Outros livros também tratam da vida de professores, mas não são considerados dentro do subgênero literário do campus novel e sim como obras literárias gerais (essa divisão é quase arbitrária, tendo mais a ver com o uso da sátira do que com a qualidade artística). Um dos primeiros que citamos é The Professor’s House (CATHER, 1925), importante para a nossa discussão porque o professor ainda era retratado como alguém erudito, imagem que foi se dissipando com o passar dos anos, com os professores cada vez mais sendo retratados como pessoas comuns da classe média consumista. The Masters (SNOW, 1951) descreve a política interna durante a eleição do novo professor dirigente da faculdade. Esse livro mostra uma instituição totalmente masculina e isolada do mundo externo, quase um monastério. A Single Man (ISHERWOOD, 1964) conta a história de um professor dos anos 60 que precisa lidar com a morte de seu companheiro. É um livro importante também por retratar a opressão social aos gays. Stoner (WILLIAMS, J., 1965) descreve a trajetória de um professor de quem já na introdução é dito que jamais passou de assistente, e que não foi muito lembrado por seus colegas e estudantes após sua morte, mas que mesmo assim levou uma vida única. Rookery Blues (HASSLER, 1995) é o mais lírico e pastoral de todos mostrados aqui, contando a vida de vários professores um pouco desiludidos e que encontram certo consolo montando uma banda de jazz para ensaiar no tempo livre. Finalmente, há os famosíssimos Disgrace (COETZEE, 1999), do vencedor do Premio Nobel de Literatura, e The Human Stain (ROTH, 2000), do vencedor do National Book Award e do Prêmio Pulitzer.
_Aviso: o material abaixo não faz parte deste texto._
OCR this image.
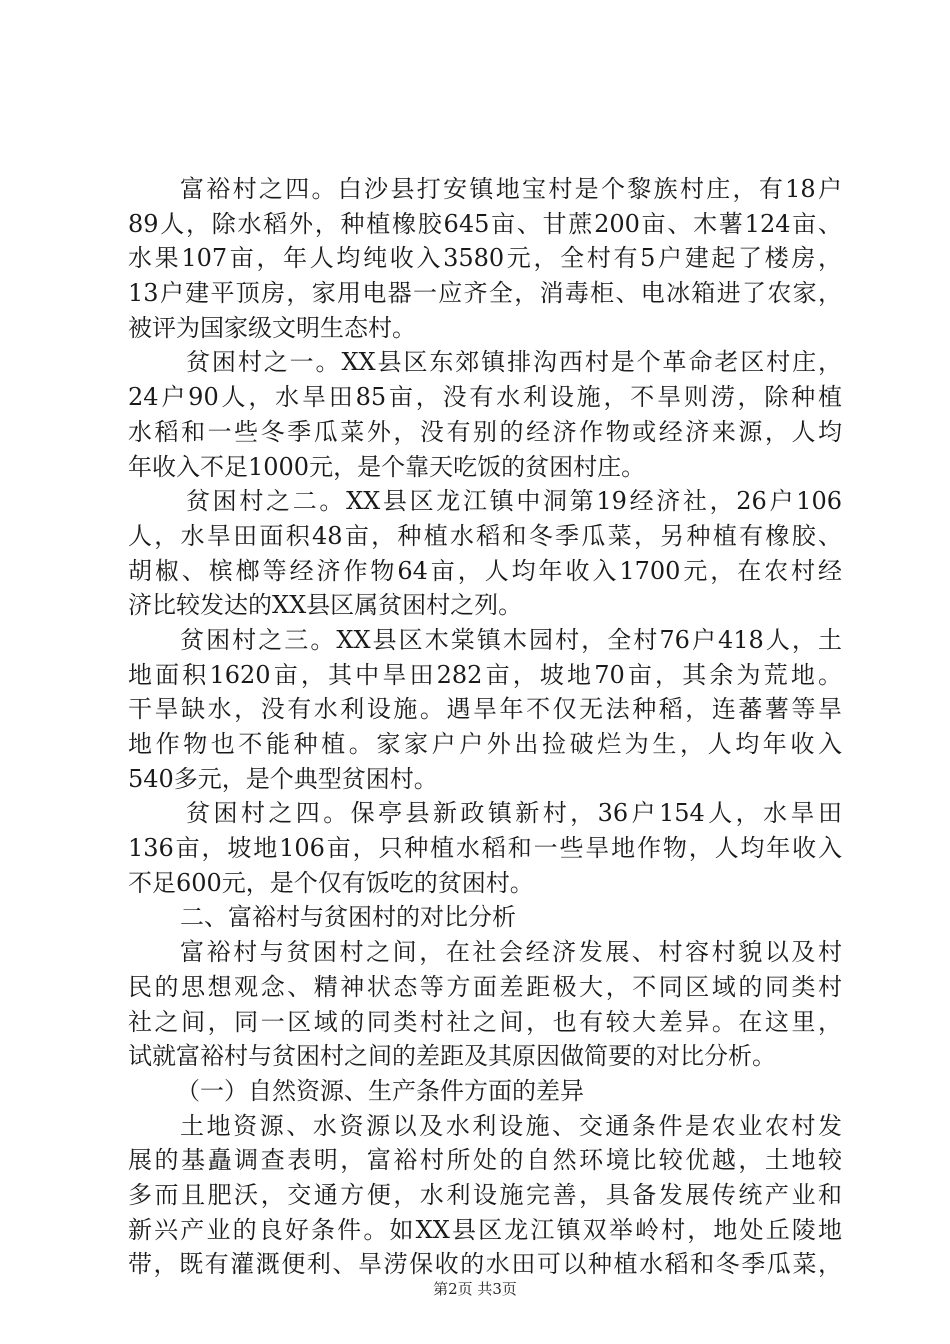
富裕村之四。白沙县打安镇地宝村是个黎族村庄，有18户
89人，除水稻外，种植橡胶645亩、甘蔗200亩、木薯124亩、
水果107亩，年人均纯收入3580元，全村有5户建起了楼房，
13户建平顶房，家用电器一应齐全，消毒柜、电冰箱进了农家，
被评为国家级文明生态村。
贫困村之一。XX县区东郊镇排沟西村是个革命老区村庄，
24户90人，水旱田85亩，没有水利设施，不旱则涝，除种植
水稻和一些冬季瓜菜外，没有别的经济作物或经济来源，人均
年收入不足1000元，是个靠天吃饭的贫困村庄。
贫困村之二。XX县区龙江镇中洞第19经济社，26户106
人，水旱田面积48亩，种植水稻和冬季瓜菜，另种植有橡胶、
胡椒、槟榔等经济作物64亩，人均年收入1700元，在农村经
济比较发达的XX县区属贫困村之列。
贫困村之三。XX县区木棠镇木园村，全村76户418人，土
地面积1620亩，其中旱田282亩，坡地70亩，其余为荒地。
干旱缺水，没有水利设施。遇旱年不仅无法种稻，连蕃薯等旱
地作物也不能种植。家家户户外出捡破烂为生，人均年收入
540多元，是个典型贫困村。
贫困村之四。保亭县新政镇新村，36户154人，水旱田
136亩，坡地106亩，只种植水稻和一些旱地作物，人均年收入
不足600元，是个仅有饭吃的贫困村。
二、富裕村与贫困村的对比分析
富裕村与贫困村之间，在社会经济发展、村容村貌以及村
民的思想观念、精神状态等方面差距极大，不同区域的同类村
社之间，同一区域的同类村社之间，也有较大差异。在这里，
试就富裕村与贫困村之间的差距及其原因做简要的对比分析。
（一）自然资源、生产条件方面的差异
土地资源、水资源以及水利设施、交通条件是农业农村发
展的基矗调查表明，富裕村所处的自然环境比较优越，土地较
多而且肥沃，交通方便，水利设施完善，具备发展传统产业和
新兴产业的良好条件。如XX县区龙江镇双举岭村，地处丘陵地
带，既有灌溉便利、旱涝保收的水田可以种植水稻和冬季瓜菜，
第2页 共3页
Esses dois últimos livros vão além da academia, uma vez que seus autores usaram as tragédias (no sentido grego) vividas pelos professores como uma reflexão sobre a psíque da nação (TIERNEY, 2004).

6. Eu Venho de Longe

A Universidade é uma instituição essencialmente europeia. Por mais que desejemos marcá-la com nossa própria história local, socialmente referenciada e contemporânea, a verdade é que essa influência da Idade Média é muito presente (Traditum). Curioso como alguns elementos sempre existiram, desde o início: liberdade de cátedra, liberdade de expressão, autonomia para os próprios professores da Universidade contratarem novos professores, carga de oito horas de aula por semana, tempo disponível para preparar o material das aulas, participação em bancas e em conselhos, bolsas para estudantes pobres e livros que não pagavam impostos. Por isso, e muito mais, é interessante conhecer de onde viemos. Há vários livros sobre a história das várias universidades europeias. Serão comentados aqui apenas os que dão destaque ao professor, não aos regulamentos e aos prédios históricos. Afinal, prédios são apenas pobres substitutos da verdadeira grandeza intelectual, e regulamentos, como todos sabemos, dizem apenas como a Universidade deveria ser, não como ela realmente é (JANIN, 2009).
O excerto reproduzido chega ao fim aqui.